Betroffene, NGOs und manche Ampel-Abgeordnete machen Druck, dass sich das ändert. Sie fordern die Reform des Ortskräfteverfahrens, das im Koalitionsvertrag vereinbart war. Relevant ist die Frage auch mit Blick auf den Mali-Abzug und die dortigen Mitarbeiter*innen.
Als Landesinnenminister hatte Pistorius sich nach der Machtübernahme durch die Taliban dafür ausgesprochen, den Ortskräften schnell zu helfen. Als Verteidigungsminister ist sein Spielraum nicht grenzenlos, auf eine Reform müsste sich die Regierung gemeinsam einigen. Vor allem das Innenministerium bremst dabei.
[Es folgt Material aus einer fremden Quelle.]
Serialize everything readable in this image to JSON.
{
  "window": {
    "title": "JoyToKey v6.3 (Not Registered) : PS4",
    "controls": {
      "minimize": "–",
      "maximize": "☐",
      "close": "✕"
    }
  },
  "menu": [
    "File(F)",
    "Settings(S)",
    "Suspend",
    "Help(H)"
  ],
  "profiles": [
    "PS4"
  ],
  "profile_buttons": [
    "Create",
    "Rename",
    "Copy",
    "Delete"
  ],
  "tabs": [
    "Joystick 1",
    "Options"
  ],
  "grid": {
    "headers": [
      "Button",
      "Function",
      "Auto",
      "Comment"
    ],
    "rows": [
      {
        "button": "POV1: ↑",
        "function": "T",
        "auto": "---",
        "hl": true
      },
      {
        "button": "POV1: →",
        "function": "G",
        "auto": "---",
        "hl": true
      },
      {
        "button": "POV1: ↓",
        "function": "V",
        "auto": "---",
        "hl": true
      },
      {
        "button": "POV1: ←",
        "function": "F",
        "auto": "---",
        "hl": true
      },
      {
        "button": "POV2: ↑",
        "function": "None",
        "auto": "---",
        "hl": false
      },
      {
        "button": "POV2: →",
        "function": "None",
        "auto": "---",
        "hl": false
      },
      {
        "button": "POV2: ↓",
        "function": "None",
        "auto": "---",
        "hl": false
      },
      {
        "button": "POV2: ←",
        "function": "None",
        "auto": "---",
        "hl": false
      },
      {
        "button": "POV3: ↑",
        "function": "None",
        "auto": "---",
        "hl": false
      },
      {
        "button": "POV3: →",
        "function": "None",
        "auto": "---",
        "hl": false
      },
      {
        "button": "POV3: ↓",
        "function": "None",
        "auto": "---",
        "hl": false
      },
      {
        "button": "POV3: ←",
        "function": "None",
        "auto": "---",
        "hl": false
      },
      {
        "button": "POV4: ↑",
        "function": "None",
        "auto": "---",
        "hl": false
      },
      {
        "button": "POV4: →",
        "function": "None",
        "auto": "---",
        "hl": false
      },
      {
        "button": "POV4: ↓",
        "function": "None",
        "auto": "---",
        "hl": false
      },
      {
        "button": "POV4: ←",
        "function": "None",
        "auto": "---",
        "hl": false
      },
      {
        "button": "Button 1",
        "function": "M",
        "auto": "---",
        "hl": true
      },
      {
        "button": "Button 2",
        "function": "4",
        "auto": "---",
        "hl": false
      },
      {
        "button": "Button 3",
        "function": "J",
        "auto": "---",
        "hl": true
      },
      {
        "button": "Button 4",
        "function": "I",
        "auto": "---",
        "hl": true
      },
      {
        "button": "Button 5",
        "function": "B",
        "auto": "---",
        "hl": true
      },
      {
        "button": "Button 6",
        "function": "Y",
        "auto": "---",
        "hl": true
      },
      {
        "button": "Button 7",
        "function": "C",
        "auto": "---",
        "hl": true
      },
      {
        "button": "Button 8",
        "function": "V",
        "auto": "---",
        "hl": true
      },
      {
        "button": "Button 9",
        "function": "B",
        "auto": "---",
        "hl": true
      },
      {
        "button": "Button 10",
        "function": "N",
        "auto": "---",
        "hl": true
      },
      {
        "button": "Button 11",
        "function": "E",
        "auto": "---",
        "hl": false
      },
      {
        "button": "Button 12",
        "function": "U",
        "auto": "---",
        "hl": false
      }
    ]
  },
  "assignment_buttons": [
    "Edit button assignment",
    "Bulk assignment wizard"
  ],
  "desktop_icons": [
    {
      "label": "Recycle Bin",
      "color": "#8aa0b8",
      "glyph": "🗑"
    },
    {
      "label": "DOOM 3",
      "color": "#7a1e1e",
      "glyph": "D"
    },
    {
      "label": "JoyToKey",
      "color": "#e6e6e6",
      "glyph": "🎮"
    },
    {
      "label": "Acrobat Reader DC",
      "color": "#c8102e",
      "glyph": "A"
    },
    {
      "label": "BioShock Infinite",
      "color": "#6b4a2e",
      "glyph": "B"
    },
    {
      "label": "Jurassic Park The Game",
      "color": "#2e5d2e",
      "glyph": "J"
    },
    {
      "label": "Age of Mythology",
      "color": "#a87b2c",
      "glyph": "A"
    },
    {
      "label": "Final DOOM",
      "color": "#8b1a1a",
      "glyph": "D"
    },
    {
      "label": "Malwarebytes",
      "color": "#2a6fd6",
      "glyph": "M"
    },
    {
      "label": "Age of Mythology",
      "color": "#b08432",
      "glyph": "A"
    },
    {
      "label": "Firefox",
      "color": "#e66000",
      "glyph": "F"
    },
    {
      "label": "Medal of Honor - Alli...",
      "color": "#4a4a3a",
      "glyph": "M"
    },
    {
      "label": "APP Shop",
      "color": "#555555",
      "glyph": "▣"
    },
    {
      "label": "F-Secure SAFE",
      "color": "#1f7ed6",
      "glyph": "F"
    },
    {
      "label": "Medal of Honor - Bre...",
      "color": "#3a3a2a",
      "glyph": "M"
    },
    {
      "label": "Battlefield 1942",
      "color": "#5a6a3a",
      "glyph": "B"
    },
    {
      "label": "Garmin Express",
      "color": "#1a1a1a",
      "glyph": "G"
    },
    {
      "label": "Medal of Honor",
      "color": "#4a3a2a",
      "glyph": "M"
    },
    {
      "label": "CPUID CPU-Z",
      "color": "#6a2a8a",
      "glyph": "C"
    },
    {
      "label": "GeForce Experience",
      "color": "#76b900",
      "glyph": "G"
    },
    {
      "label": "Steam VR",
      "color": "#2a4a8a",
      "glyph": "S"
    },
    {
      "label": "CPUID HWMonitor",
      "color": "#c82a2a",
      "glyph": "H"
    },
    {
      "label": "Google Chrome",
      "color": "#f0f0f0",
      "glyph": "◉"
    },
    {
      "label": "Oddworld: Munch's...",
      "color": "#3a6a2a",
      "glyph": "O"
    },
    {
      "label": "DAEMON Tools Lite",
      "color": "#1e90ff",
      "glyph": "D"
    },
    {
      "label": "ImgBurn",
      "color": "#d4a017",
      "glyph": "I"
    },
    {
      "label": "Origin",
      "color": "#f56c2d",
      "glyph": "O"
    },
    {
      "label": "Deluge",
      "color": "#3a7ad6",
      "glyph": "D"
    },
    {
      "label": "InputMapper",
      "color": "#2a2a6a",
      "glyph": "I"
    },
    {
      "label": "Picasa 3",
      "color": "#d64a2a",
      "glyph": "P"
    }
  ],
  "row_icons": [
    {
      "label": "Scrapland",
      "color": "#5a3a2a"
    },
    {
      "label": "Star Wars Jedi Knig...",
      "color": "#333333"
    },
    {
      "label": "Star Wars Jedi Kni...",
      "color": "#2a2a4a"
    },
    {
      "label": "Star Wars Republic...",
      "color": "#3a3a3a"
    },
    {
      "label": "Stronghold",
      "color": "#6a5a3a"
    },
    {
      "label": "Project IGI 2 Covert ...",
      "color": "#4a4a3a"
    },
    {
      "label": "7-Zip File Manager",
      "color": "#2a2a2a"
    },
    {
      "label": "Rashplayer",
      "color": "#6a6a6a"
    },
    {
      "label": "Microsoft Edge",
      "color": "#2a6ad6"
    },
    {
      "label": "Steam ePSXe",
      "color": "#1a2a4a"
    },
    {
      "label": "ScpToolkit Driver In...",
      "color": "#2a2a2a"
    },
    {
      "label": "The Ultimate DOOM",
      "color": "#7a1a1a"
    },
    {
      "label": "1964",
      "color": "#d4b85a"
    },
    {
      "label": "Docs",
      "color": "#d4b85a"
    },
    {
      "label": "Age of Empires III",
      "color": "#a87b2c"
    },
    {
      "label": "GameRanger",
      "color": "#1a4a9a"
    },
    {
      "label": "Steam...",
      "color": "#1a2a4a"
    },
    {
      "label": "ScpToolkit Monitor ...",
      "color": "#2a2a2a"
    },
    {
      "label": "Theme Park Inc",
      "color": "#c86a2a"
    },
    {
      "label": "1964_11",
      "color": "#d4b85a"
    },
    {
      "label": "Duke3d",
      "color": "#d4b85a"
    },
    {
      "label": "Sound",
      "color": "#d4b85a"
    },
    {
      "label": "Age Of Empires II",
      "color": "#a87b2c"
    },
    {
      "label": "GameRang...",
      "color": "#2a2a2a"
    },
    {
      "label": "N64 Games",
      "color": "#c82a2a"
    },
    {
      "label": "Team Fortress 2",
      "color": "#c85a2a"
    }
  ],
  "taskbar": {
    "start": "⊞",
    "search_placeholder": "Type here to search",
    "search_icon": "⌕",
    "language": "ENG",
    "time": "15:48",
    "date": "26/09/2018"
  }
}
* Name aus Sicherheitsgründen geändert
Rechtsextreme in der Truppe
In der Bundeswehr sind 17 Extremisten unterwegs, 1.452 sind Verdachtsfälle, die meisten mutmaßlich rechtsextrem. Das ist die offizielle Zahl für das Jahr 2021, die Dunkelziffer ist wohl deutlich größer, viele Skandale wurden erst nach journalistischen Recherchen bekannt und ernst genommen. Pistorius erbt also auch hier ein altbekanntes Problem. Das Ausmaß der Gefahr wurde jüngst bei der Reichsbürgerrazzia deutlich.
Ein paar Dinge wurden in den vergangenen Jahren verbessert: Reservist:innen marschieren nicht mehr so weit unter dem Radar, weil sich der Verfassungsschutz und der Bundeswehrgeheimdienst MAD nun über Verdachtspersonen austauschen. Auch neue Sicherheitsüberprüfungen wurden eingeführt. Allerdings: Extremismusfälle werden vor Truppendienstgerichten verhandelt – und diese sind so überlastet, dass die Verfahren größtenteils Jahre dauern, auch wegen vakanter Richterstellen.
Die Ampel hat in ihrem Koalitionsvertrag immerhin schon mal festgehalten, die Gesetzeslage zu ändern, „um Extremistinnen und Extremisten umgehend aus dem Dienst entlassen zu können“. Alle Soldat:innen sollen demnach per Verwaltungsakt entlassen werden können, wenn sie nicht für die Erhaltung der freiheitlich-demokratischen Grundordnung eintreten. Erst danach würde die Entlassung gegebenenfalls gerichtlich überprüft. Das ließe sich durch eine Änderung im Soldatengesetz regeln.
Der Entwurf „wird aktuell finalisiert“, wie eine Sprecherin des Verteidigungsministeriums auf taz-Anfrage sagte. Parallel dazu hat auch Bundesinnenministerin Nancy Faser (SPD) ein Gesetz auf den Weg gebracht, mit dem extremistische Beamte schneller aus dem Dienst entfernt werden können. Aber dafür müssten sie erst einmal erkannt werden.